Пока он разглядывал меня, я не забывал о профессиональном долге. Итак, хозяин монокля был человек пожилой, лет семидесяти, очень загорелый, цвета темной меди, с приветливым лицом иностранца. Глаза круглые, ясные и улыбчивые, какие-то младенческие, несмотря на глубокие морщины возле уголков, а брови удивительные — толстые мохнатые треугольники над глазами. А что за нос! Большой, упрямый королевский нос, будто высеченный из камня. Перед таким носом сразу хочется пасть ниц. И волосы у хозяина монокля были красивые, ухоженные: седые, волнистые и гладкие, спускающиеся ниже ушей и завивающиеся, как у старых художников.
Он был один в купе, да и вообще отличался от остальных пассажиров. Одет в нарядный белый костюм и яркий галстук, похожий на пеструю птицу. Мало того: к пиджаку прикреплена красная роза, а из кармана выглядывает сложенный втрое платочек. Все это я запомнил очень хорошо. В те времена немногие в Израиле так одевались: у кого были деньги на костюм? А если они и появлялись, кто станет надевать костюм в дорогу, да еще в Хайфу — в рабочий город?

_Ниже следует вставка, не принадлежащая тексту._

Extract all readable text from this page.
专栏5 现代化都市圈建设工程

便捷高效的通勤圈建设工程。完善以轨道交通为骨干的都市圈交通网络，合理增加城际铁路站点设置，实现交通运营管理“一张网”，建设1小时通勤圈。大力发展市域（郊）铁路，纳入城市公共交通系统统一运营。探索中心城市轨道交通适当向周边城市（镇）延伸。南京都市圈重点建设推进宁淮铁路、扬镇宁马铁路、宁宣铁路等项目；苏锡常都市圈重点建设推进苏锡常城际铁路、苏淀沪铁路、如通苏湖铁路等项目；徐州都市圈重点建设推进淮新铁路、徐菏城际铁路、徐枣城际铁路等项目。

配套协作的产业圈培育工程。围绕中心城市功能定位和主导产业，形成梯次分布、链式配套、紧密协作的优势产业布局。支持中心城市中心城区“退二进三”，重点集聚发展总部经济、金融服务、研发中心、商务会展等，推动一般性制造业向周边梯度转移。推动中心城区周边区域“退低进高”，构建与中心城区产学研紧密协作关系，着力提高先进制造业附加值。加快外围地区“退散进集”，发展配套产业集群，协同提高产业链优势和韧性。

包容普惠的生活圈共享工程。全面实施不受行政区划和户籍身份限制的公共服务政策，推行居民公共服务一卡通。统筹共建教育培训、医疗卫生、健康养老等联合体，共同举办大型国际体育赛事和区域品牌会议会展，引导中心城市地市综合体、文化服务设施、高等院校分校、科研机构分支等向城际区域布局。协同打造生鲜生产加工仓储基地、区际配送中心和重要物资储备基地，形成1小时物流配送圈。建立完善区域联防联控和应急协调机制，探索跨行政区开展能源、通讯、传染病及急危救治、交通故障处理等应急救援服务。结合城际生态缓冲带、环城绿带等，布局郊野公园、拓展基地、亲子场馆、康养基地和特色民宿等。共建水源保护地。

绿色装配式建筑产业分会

И вот что еще помню: в какой-то момент он напомнил мне отца. Не внешностью, вообще непонятно чем. Может, своим одиночеством. Всем остальным он являл полную противоположность отцу. Отец был, это надо признать, РУПВ — Растрепанным Упрямым Потным Ворчуном, — в отличие от приятного и ухоженного хозяина монокля, наслаждавшегося жизнью и блаженным ничегонеделанием, в свободное время с любопытством разглядывающего окружающих. Но и вокруг него тянулась какая-то невидимая ниточка, отделявшая его от остальных. Наверное, это признак настоящей аристократичности, да, именно это в нем и было — аристократичность. И, не успев даже подумать, повинуясь чувству, я вдруг открыл дверь в его купе. Это было против предписаний отца и Габи, это не имело никакого отношения к нашей игре, но мне было все равно, я решил, что вернусь к своему заданию после — в общем, я вошел, и встал перед ним, и спросил четко и уверенно: «Кто я?»
И этот человек заулыбался еще шире, и перекинул одну ногу на другую, и посмотрел на меня долгим взглядом. В купе стоял легкий запах одеколона, хозяин монокля шевельнул щекой, и монокль упал ему в ладонь и исчез в кармане, и дальше все было чудесно и как в кино. Я ждал его ответа, и нам обоим было приятно это ожидание — так ждешь разгадки. Мне очень хотелось, чтобы он знал ответ. Именно с ним мне хотелось продолжить нашу игру.
— Ты Амнон Файерберг, — произнес он наконец, голос у него оказался неожиданно высокий, говорил он с заметным румынским акцентом, — но дома отец и Габи зовут тебя Нуну.